I went to the Atmosphere Conference at UBC on the last weekend. I knew about it vaguely from being in Bluesky as my Twitter replacement. Halfway through I realised why it felt so energising: this was my first tech conference since moving out of Ghana![5]
Vibes were immaculate. Almost everyone was working on some project that used the decentralised AT protocol, and the general counter-cultural aesthetic was hopeful builders nerding out (with a subtle undertone of AI/economic anxiety—how will projects be funded or sustainable). My favourite talks were non-technical, more on the why: like Blaine Cook's This Title Left Intentionally Blank and Amber Case's Waiting for the Future to Load. Refreshing since much of tech air waves are dominated by people trying to fraud their way through the AI gold rush.




Aside: summoning magic
At the conference, I bumped into Tom MacWright, whose recently posts are what inspired this series. It's funny, looks like I end up meeting everyone I write about in this blog (last month's was meeting Bansode IRL), hmm…Toni Morrison, Ursula Le Guin, Howard Thurman, Steve Jobs…wait, all these people are dead. If writing their name means I'll meet them then…Ted Chiang, Debbie Millman, Richard Rohr, my soulmate, Robin Sloan…
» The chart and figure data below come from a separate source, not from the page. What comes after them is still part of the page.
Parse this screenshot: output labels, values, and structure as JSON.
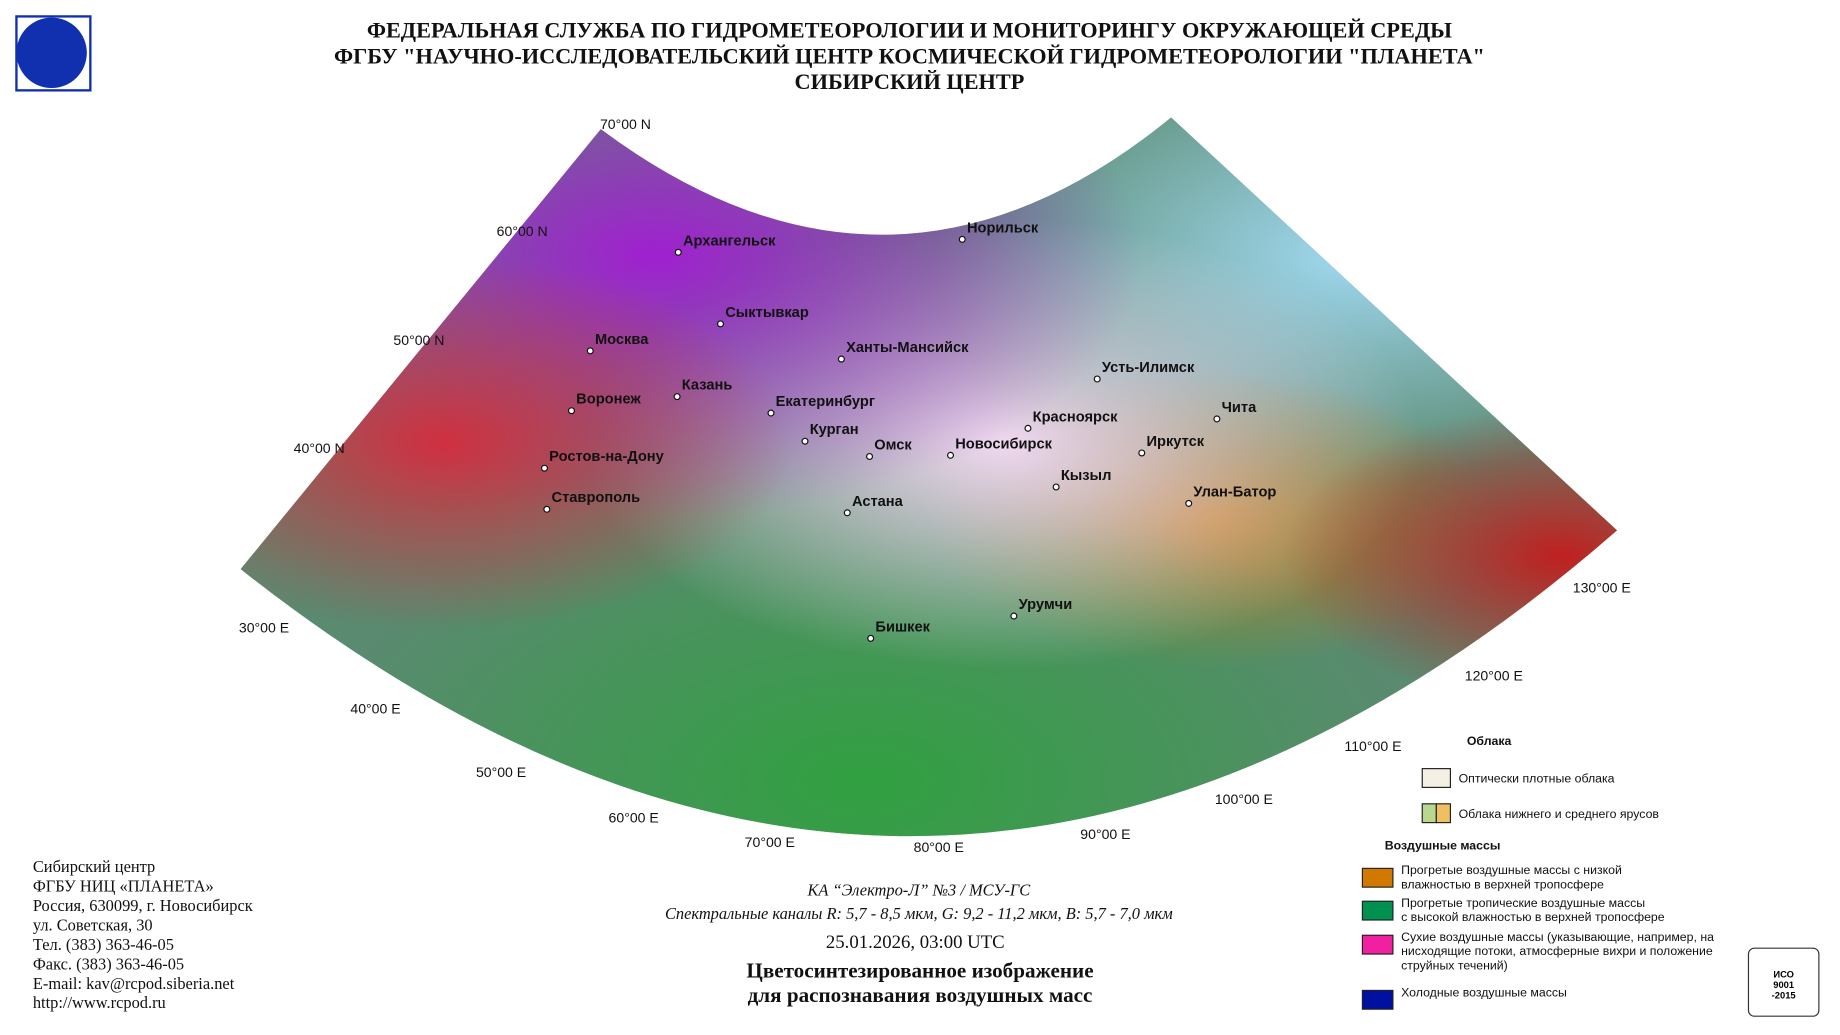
{
  "header": {
    "lines": [
      "ФЕДЕРАЛЬНАЯ СЛУЖБА ПО ГИДРОМЕТЕОРОЛОГИИ И МОНИТОРИНГУ ОКРУЖАЮЩЕЙ СРЕДЫ",
      "ФГБУ \"НАУЧНО-ИССЛЕДОВАТЕЛЬСКИЙ ЦЕНТР КОСМИЧЕСКОЙ ГИДРОМЕТЕОРОЛОГИИ \"ПЛАНЕТА\"",
      "СИБИРСКИЙ ЦЕНТР"
    ]
  },
  "map": {
    "latitudes": [
      "70°00 N",
      "60°00 N",
      "50°00 N",
      "40°00 N"
    ],
    "longitudes": [
      "30°00 E",
      "40°00 E",
      "50°00 E",
      "60°00 E",
      "70°00 E",
      "80°00 E",
      "90°00 E",
      "100°00 E",
      "110°00 E",
      "120°00 E",
      "130°00 E"
    ],
    "cities": [
      "Архангельск",
      "Норильск",
      "Сыктывкар",
      "Москва",
      "Ханты-Мансийск",
      "Усть-Илимск",
      "Казань",
      "Воронеж",
      "Екатеринбург",
      "Красноярск",
      "Чита",
      "Курган",
      "Иркутск",
      "Омск",
      "Новосибирск",
      "Ростов-на-Дону",
      "Кызыл",
      "Улан-Батор",
      "Ставрополь",
      "Астана",
      "Урумчи",
      "Бишкек"
    ]
  },
  "legend": {
    "clouds_title": "Облака",
    "clouds": [
      [
        "Оптически плотные облака"
      ],
      [
        "Облака нижнего и среднего ярусов"
      ]
    ],
    "air_title": "Воздушные массы",
    "air": [
      [
        "Прогретые воздушные массы с низкой",
        "влажностью в верхней тропосфере"
      ],
      [
        "Прогретые тропичеcкие воздушные массы",
        "с высокой влажностью в верхней тропосфере"
      ],
      [
        "Сухие воздушные массы (указывающие, например, на",
        "нисходящие потоки, атмосферные вихри и положение",
        "струйных течений)"
      ],
      [
        "Холодные воздушные массы"
      ]
    ]
  },
  "contact": {
    "lines": [
      "Сибирский центр",
      "ФГБУ НИЦ «ПЛАНЕТА»",
      "Россия, 630099, г. Новосибирск",
      "ул. Советская, 30",
      "Тел. (383) 363-46-05",
      "Факс. (383) 363-46-05",
      "E-mail: kav@rcpod.siberia.net",
      "http://www.rcpod.ru"
    ]
  },
  "caption": {
    "satellite": "КА “Электро-Л” №3 / МСУ-ГС",
    "channels": "Спектральные каналы R: 5,7 - 8,5 мкм, G: 9,2 - 11,2 мкм, B: 5,7 - 7,0 мкм",
    "datetime": "25.01.2026, 03:00 UTC",
    "title": [
      "Цветосинтезированное изображение",
      "для распознавания воздушных масс"
    ]
  },
  "badge": {
    "lines": [
      "ИСО",
      "9001",
      "-2015"
    ]
  }
}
One of my phase 2 intentions is to do a big interview each month to sharpen myself. It's less about getting the job and more about leaving more energised than I came in.
I spent some time
curating my professional presence to better reflect my journey so far and
communicate to potential collaborators that I'm excited, humbled and proud
to announce I'm looking for my next challenge[6].
Then I started interviewing with a cool startup applying LLM-based agents to accounting problems, and have gone through four rounds this month. I don't think I've showed them my best foot, but I always left stimulated by the problems and conversations. I wonder if approaching this casually is, lowkenuinely[7], making me show up more authentically. That might stand out in a job market where people in industry are—rightly so—playing it safe.
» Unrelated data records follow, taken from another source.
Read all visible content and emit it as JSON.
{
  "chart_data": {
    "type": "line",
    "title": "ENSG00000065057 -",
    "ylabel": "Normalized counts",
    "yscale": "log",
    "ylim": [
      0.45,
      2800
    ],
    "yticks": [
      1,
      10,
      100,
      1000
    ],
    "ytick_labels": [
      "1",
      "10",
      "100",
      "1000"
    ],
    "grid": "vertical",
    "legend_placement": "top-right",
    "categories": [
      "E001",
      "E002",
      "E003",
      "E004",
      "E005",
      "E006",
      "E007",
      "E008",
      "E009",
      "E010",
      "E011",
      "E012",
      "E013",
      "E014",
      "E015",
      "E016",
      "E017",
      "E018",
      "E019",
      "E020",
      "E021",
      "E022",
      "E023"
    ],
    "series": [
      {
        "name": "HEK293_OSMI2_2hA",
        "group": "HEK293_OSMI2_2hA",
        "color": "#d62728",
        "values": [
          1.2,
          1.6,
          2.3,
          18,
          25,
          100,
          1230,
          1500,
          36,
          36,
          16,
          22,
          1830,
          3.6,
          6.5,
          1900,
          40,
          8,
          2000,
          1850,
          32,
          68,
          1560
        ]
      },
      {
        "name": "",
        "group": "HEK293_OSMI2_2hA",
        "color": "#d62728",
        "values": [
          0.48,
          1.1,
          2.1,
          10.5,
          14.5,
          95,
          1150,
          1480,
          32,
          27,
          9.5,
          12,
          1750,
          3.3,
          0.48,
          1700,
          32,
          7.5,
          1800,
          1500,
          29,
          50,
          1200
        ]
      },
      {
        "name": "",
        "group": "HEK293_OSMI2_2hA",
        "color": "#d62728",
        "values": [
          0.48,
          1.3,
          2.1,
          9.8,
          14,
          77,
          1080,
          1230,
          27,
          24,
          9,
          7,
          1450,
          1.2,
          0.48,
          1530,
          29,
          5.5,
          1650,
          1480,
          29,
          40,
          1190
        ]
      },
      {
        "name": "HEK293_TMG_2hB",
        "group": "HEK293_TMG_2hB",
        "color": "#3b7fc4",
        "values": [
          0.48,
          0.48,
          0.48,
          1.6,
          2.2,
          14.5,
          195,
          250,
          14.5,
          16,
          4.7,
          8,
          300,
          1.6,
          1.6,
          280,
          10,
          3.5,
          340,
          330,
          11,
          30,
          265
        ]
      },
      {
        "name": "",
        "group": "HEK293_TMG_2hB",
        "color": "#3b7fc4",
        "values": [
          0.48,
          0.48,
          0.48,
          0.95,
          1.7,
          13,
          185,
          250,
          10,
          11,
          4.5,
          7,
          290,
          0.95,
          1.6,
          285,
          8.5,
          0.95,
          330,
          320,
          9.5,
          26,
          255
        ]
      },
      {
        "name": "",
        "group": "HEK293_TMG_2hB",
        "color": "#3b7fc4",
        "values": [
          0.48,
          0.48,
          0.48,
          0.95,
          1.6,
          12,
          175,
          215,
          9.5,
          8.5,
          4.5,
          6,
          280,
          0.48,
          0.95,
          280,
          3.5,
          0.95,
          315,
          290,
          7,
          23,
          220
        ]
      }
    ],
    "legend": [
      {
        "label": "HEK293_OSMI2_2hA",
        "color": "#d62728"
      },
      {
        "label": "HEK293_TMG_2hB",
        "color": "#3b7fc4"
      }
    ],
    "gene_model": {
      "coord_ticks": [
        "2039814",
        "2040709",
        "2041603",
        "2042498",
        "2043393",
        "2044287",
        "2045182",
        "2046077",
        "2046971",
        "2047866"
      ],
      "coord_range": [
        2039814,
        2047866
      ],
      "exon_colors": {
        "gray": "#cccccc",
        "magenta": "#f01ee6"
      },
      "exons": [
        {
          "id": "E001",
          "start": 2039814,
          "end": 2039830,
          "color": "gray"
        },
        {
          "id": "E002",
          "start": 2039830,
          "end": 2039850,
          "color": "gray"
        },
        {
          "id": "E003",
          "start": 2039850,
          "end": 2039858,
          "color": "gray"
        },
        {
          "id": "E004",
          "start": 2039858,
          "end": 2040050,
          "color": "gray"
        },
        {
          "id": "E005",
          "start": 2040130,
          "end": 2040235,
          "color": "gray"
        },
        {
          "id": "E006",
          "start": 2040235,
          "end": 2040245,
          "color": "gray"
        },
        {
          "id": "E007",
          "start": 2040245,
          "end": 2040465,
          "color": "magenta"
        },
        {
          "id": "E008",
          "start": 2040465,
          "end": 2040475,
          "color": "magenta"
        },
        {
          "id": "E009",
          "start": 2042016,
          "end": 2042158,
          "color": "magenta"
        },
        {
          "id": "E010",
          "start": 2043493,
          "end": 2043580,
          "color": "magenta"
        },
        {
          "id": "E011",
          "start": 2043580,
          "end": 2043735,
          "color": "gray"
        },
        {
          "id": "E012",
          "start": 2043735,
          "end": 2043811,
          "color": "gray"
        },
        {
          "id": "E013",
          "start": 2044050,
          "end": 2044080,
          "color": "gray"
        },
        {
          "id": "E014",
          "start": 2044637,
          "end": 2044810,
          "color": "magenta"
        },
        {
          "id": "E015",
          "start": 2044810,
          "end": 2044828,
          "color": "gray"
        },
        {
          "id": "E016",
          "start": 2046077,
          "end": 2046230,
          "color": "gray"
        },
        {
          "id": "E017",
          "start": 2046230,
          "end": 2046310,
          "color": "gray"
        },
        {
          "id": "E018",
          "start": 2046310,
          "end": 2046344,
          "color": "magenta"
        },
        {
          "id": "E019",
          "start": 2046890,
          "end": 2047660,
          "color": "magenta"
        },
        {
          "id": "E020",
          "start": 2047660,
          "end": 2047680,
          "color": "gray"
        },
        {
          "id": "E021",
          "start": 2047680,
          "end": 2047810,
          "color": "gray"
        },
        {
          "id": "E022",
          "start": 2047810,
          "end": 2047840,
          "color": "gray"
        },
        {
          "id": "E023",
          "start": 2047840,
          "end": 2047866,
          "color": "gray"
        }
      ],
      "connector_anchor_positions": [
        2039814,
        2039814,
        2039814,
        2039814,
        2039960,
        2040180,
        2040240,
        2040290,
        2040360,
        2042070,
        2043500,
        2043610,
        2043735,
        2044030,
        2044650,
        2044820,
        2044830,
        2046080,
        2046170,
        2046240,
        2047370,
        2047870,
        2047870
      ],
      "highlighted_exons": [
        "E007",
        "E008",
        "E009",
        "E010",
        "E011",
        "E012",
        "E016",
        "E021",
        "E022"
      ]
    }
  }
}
There was also another lead from my colleague for an immigration tech startup. TBD on that.
With all these threads going on, I am also stitching Oboade Labs Inc as a software studio for the kind of projects I want to make. The ethos behind every side project I've built over the past couple of years (Gogomi, Compass Wrapped, Jules) keeps circling around the same idea: "outside lies magic"—celebrating movement, embodiment and exploration.
I got another fan mail this month, this time from an SFU student using Gogomi. Second one ever, the first was from a guy trying to run all the streets in vancouver. Right around the same time, Azure sent a notification that my credits were finally expiring (since I'm no longer with Microsoft)—more costs coming out of my pocket. I ran the numbers on Gogomi and Jules and filed corp taxes for the first time (T2SCH100 and all that jazz)
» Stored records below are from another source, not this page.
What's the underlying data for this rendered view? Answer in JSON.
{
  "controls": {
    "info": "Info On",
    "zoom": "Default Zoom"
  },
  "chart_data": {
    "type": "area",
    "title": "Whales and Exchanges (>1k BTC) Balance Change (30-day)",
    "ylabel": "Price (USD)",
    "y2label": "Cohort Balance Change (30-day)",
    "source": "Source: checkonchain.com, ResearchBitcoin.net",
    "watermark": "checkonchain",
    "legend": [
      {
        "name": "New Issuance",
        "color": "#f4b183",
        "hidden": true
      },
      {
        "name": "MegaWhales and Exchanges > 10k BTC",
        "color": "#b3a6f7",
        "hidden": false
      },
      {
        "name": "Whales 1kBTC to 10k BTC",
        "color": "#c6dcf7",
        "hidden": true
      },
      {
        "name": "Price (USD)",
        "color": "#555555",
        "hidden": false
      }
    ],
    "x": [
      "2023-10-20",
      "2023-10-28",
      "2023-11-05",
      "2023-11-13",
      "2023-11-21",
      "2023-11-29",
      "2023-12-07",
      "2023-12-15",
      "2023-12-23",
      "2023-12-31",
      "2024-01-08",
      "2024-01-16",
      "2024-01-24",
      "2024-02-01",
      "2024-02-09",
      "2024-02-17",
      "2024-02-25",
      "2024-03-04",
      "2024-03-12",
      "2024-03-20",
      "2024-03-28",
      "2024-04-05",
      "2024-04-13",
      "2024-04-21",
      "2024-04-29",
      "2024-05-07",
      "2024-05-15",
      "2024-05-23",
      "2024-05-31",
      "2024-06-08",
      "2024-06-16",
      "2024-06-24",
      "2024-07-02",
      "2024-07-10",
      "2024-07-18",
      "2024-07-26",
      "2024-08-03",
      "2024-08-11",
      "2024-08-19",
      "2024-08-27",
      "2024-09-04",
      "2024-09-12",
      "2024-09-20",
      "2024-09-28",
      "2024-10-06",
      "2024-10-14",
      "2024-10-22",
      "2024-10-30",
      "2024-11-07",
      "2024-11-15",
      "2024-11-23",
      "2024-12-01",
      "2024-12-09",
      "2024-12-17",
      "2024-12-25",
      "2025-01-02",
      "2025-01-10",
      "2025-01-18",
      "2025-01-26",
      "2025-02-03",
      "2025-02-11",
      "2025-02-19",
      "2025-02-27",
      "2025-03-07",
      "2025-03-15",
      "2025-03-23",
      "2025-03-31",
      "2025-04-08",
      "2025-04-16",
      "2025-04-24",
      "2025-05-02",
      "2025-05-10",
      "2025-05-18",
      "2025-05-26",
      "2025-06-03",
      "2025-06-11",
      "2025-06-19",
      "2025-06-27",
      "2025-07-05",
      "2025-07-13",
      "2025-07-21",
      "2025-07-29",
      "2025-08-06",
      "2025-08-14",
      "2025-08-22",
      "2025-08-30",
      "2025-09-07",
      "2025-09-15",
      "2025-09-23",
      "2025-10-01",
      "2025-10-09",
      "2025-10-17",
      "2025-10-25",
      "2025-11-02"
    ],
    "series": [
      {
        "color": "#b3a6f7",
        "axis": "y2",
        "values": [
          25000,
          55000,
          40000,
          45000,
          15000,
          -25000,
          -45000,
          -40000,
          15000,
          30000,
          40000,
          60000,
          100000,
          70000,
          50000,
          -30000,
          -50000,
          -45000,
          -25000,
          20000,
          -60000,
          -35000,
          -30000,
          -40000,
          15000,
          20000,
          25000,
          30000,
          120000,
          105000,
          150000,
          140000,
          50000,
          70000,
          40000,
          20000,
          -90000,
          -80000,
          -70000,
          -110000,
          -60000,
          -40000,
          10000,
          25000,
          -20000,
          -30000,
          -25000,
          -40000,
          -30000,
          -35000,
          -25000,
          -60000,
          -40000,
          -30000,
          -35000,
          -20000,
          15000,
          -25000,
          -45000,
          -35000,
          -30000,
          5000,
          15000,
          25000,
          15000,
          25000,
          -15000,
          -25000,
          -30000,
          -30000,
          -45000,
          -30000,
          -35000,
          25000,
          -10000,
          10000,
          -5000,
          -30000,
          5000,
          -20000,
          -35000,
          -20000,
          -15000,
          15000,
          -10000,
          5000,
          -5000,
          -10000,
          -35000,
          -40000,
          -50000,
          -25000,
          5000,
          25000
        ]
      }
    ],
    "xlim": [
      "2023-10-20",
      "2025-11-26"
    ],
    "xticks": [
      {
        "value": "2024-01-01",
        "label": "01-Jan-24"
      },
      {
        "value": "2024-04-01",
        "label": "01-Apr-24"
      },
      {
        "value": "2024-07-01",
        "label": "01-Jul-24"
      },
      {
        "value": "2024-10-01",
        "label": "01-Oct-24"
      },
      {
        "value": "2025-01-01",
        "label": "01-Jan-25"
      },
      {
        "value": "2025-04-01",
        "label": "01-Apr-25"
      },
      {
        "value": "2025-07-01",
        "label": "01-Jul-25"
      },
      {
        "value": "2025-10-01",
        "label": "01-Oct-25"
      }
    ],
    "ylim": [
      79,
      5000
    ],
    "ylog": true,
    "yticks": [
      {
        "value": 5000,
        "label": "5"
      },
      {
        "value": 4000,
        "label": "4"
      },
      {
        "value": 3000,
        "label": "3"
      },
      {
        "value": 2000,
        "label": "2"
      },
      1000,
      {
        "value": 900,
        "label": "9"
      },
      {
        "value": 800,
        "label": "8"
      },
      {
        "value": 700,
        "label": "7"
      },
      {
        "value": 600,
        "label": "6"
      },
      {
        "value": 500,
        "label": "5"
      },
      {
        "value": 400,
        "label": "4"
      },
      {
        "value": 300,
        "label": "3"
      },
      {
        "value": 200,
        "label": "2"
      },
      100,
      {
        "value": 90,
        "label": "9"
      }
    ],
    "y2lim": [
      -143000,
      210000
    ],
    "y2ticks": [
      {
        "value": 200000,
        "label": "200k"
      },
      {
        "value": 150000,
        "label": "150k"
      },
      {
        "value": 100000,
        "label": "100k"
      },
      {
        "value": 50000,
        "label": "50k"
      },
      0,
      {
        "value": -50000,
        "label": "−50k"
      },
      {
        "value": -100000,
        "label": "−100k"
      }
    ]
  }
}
I also finally made a logo (whoop whoop!). Sari Azout (founder of Sublime) talked about wasting so much energy getting her slogan right instead of focusing on actually spreading the word; I'd been doing the same with Oboade Labs' logo. After a week of brewing, I just went ahead and made it. With the logo done, I could no longer procrastinate on the LinkedIn page, and website



I could be more audacious with Oboade Labs, but I'm not sure that isn't just berserker mode again. For now, starting small. Without a team, it's not time yet to actualise the full vision. The biggest priority is finding cool people with similar values to work with, particularly a designer (email me if interested!).
The last day of the month was spent on three things: an afrohouse-themed spin class, a late night meetup with other industry folks (experienced founders or people who've been successful at early-stage startups), and playing Pokopia on the couch. Less wound up than I started, more in motion. With a busy inbox and much todo, phase 2 is moving.